Tapi sudahlah. Untuk apa memikirkan wajah dan tubuh Abang Ojol bernama Putra itu.

"Bagaimana para saksi? Apakah sudah sah!" Teriak Pak ustad yang menikahkan kami. Aku menggunakan wali hakim untuk waliku. Sebab aku tidak punya ayah ataupun kerabat laki-laki lainnya.

"Sahhh!" Teriak semuanya. Mensahkan ijab kabul pernikahan kami.

Kemudian pak ustad berdoa. Hingga akhirnya acara ijab kabul pun selesai di laksanakan.

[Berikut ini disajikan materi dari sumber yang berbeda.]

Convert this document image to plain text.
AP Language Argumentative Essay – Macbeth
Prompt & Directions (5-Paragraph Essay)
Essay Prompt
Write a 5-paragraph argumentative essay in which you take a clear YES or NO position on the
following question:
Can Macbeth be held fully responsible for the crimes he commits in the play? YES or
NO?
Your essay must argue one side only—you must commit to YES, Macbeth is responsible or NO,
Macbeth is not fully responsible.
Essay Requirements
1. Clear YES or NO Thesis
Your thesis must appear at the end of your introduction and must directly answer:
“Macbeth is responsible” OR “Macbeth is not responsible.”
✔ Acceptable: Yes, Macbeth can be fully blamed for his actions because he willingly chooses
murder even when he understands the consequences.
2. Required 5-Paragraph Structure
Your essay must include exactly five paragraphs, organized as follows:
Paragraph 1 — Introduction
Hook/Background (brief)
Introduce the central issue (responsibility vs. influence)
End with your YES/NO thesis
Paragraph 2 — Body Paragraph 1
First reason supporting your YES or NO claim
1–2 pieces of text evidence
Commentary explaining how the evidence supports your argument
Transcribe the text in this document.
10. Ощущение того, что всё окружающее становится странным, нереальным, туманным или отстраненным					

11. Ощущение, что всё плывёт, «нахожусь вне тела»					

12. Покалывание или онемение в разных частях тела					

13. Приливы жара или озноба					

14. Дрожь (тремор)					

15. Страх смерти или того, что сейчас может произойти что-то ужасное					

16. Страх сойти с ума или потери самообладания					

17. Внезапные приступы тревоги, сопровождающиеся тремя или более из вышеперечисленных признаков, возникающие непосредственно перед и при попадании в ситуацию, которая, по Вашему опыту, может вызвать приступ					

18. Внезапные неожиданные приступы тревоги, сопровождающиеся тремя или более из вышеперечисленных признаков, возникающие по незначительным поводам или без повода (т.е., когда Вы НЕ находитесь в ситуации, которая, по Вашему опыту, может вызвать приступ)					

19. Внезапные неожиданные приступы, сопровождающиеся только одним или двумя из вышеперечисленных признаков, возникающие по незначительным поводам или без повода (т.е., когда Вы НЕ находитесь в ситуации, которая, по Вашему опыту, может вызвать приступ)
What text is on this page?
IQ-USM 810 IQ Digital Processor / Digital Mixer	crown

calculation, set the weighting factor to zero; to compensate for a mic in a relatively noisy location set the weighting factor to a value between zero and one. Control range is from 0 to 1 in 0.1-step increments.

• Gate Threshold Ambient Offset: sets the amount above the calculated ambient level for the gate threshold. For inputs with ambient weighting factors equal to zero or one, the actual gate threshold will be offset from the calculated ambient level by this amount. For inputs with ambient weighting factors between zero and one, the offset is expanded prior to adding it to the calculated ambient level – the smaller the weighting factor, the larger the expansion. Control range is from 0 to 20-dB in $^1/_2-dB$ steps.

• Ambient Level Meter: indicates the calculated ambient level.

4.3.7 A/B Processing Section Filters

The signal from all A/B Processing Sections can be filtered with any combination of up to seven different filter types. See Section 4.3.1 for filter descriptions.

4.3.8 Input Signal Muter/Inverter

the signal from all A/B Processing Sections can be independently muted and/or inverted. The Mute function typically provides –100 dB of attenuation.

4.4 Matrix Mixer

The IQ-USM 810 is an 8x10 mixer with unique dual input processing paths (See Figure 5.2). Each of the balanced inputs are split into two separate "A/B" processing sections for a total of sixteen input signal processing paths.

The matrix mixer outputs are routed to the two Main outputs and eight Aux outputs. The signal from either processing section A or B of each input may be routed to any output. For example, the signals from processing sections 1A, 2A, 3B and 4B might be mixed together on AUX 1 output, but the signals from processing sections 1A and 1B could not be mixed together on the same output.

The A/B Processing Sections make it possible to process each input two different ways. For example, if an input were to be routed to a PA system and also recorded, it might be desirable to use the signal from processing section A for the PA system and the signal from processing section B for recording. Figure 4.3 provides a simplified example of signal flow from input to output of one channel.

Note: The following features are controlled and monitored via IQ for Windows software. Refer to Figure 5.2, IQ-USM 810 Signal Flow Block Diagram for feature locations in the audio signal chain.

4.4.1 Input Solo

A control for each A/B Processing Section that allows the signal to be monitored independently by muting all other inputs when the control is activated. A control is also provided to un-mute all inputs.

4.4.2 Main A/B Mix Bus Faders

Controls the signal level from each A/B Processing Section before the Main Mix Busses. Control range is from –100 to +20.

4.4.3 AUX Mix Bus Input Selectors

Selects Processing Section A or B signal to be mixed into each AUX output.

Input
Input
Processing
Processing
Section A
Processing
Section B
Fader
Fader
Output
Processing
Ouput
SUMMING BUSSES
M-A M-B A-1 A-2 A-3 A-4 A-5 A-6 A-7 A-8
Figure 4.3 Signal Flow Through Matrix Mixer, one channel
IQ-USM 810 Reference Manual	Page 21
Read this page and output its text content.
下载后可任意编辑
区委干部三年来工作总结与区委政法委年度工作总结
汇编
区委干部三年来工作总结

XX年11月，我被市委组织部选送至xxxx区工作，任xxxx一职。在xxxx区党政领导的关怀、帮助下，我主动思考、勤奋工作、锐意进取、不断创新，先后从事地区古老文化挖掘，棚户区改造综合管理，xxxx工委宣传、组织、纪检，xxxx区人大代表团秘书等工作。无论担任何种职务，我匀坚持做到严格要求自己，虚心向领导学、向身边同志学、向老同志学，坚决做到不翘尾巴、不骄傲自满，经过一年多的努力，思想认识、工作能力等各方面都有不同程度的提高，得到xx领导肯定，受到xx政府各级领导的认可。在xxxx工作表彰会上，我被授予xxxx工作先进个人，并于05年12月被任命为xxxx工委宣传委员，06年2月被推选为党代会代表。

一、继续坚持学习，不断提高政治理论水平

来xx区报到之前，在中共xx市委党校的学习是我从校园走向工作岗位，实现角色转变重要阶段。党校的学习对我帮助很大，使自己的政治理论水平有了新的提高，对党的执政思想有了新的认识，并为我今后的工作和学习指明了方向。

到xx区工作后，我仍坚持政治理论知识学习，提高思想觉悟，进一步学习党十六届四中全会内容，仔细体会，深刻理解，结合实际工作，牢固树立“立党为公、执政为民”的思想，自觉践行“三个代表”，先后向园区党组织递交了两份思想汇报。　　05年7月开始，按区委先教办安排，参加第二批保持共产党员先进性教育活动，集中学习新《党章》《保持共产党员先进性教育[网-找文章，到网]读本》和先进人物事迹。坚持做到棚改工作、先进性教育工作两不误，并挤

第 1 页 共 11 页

Semua orang langsung bubar. Termasuk ibu dan kedua adik tiriku. Mereka tidak peduli padaku. Mereka malah menatapku sinis saat akan pergi meninggalkan aku dan memilih pulang tanpa memperdulikan aku.

Kini di rumah Pak RT tinggal aku, Putra, pak RT, Pak ustad dan tiga laki-laki yang tadi pertama memergoki kami berdua di rumah dalam keadaan berpelukan. Salah satu dari ketiga laki-laki itu bernama Beni. Dia yang tadi membentakku.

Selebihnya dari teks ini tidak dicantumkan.